Andrew Wilson: Canberra leads capital city pack for house price growth
The Canberra housing market has weathered a month of lengthy holiday distractions, reporting more solid results for sellers.
With May arriving, however, all eyes will turn to the contents of the federal government’s Budget, to be announced next week and likely to prominently feature initiatives directed specifically at the national housing market.
Canberra recorded a clearance rate of 67 per cent over April, which was slightly lower than the 68.2 per cent reported over March but well clear of the 62.3 per cent recorded over the same month last year.
During April, 327 homes were listed for auction in Canberra, which was predictably lower than the 350 listed over March but higher than the 302 listed over April last year. During the first four months of this year 1005 auctions have been listed, which is a sharp increase of 16.5 per cent, or 142 more than the 863 listed over the same period last year.
Although Canberra auction clearance rates and volumes were down over April, the median auction price increased over the month to $710,000, compared with the $705,000 recorded over March. The median auction price has now increased by 2.9 per cent over the past year.
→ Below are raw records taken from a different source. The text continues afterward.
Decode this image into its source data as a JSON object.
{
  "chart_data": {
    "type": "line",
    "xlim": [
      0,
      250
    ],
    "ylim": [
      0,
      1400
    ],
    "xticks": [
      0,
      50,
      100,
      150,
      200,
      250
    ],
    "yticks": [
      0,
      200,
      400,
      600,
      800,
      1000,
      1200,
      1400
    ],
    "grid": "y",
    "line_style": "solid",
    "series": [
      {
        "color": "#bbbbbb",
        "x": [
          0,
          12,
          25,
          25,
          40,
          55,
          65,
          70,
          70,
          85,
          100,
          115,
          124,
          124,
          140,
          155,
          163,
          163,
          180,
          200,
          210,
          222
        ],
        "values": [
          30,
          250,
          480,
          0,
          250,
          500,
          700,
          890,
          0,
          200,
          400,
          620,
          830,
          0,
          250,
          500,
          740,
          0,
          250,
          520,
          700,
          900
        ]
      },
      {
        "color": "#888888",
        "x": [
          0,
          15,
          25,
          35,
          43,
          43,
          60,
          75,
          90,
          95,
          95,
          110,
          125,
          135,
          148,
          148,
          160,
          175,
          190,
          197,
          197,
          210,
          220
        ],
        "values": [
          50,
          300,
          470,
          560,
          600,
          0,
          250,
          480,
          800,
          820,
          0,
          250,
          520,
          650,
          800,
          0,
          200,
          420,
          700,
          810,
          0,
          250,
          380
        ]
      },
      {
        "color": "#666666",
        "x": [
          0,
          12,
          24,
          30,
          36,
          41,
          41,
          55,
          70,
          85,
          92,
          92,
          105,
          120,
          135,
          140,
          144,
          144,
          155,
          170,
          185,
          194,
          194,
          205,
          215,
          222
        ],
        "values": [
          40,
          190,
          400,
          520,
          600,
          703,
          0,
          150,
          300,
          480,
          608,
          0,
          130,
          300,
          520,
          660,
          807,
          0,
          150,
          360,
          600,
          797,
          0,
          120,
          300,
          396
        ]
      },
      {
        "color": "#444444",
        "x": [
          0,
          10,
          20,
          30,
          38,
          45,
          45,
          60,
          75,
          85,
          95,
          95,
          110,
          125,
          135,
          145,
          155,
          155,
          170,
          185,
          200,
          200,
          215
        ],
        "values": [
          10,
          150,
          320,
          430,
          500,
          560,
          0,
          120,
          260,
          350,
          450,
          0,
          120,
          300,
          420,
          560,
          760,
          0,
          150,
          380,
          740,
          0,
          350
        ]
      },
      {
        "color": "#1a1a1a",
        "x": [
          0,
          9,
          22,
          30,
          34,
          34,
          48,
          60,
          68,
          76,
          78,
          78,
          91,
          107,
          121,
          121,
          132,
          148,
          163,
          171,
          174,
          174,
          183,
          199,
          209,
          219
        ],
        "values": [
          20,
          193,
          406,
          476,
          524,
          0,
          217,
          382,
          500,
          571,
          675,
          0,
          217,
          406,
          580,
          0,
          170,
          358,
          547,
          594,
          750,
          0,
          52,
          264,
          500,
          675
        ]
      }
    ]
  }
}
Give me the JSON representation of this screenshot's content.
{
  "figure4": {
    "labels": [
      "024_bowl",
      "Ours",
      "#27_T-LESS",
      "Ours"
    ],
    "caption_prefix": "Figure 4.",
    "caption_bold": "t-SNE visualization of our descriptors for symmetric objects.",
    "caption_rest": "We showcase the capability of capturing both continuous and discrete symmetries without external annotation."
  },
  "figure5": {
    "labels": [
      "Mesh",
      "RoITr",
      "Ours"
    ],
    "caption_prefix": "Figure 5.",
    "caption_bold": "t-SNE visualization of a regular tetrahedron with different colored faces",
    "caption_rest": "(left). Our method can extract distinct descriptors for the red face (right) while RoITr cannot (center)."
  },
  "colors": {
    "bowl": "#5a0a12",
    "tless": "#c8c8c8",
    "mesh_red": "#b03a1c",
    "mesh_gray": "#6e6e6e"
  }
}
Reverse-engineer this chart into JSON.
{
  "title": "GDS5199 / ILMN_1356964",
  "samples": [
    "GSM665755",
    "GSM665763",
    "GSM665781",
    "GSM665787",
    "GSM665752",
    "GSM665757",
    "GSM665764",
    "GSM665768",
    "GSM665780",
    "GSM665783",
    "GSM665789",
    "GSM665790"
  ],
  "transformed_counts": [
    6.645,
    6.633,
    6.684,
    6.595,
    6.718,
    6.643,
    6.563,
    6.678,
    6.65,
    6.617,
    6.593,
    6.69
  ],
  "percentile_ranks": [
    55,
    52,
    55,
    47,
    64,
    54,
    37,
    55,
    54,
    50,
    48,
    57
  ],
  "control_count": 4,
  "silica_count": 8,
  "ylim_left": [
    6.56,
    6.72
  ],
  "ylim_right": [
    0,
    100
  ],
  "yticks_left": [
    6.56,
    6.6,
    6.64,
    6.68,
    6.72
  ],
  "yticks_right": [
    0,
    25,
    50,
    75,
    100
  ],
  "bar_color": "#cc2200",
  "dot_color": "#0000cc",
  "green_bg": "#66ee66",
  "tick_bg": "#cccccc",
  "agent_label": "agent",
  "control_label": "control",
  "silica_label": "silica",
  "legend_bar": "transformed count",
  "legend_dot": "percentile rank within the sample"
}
Belconnen was the top-performing Canberra auction region over April with a clearance rate of 77.3 per cent and the highest listings with 88. Next highest was Canberra Central with 72.7 per cent and 60 listings, followed by Woden Valley with 68.3 per cent and 42 listings, Gungahlin with 60.9 per cent and 47 listings, Weston Creek with 54.5 per cent and 32 listings and Tuggeranong with 53.7 per cent and 58 auction listings.
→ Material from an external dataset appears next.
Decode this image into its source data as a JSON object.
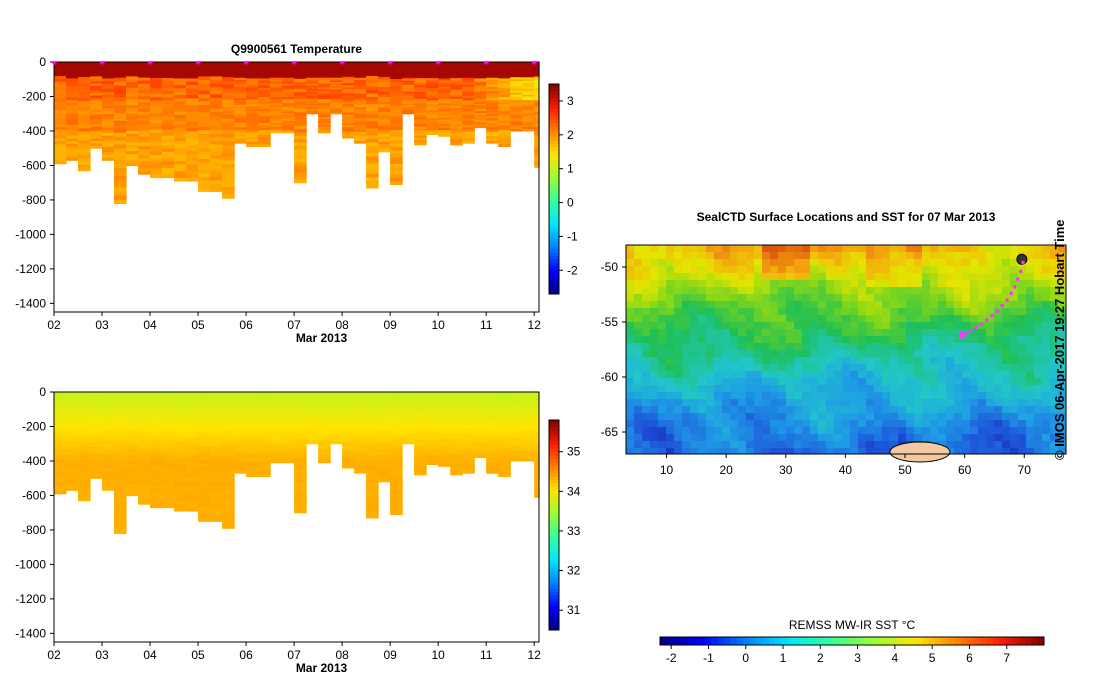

Canberra Central recorded the highest median auction price over April at $1.1 million and an increase of 23.9 per cent over the past year. Next highest was Woden Valley at $895,000, up 27.8 per cent, followed by Gungahlin at $727,000, up 1 per cent, Weston Creek at $668,000, up 6.5 per cent, Tuggeranong at $623,250, up 11.2 per cent, and Belconnen with a median auction price of $607,500, which was a decline of 2.8 per cent compared with April last year.
Over recent months governments and policymakers have directed significant attention to solving perceived housing market imbalances. The clear risk, however, is that ad-hoc, one-size-fits-all policies may create or exacerbate stress in local markets and market segments.
Monetary policy continues its weighty focus on supposed generalised housing market stress, with the Reserve Bank leaving rates on hold again this month in hopeful anticipation of an economic revival sooner rather than later.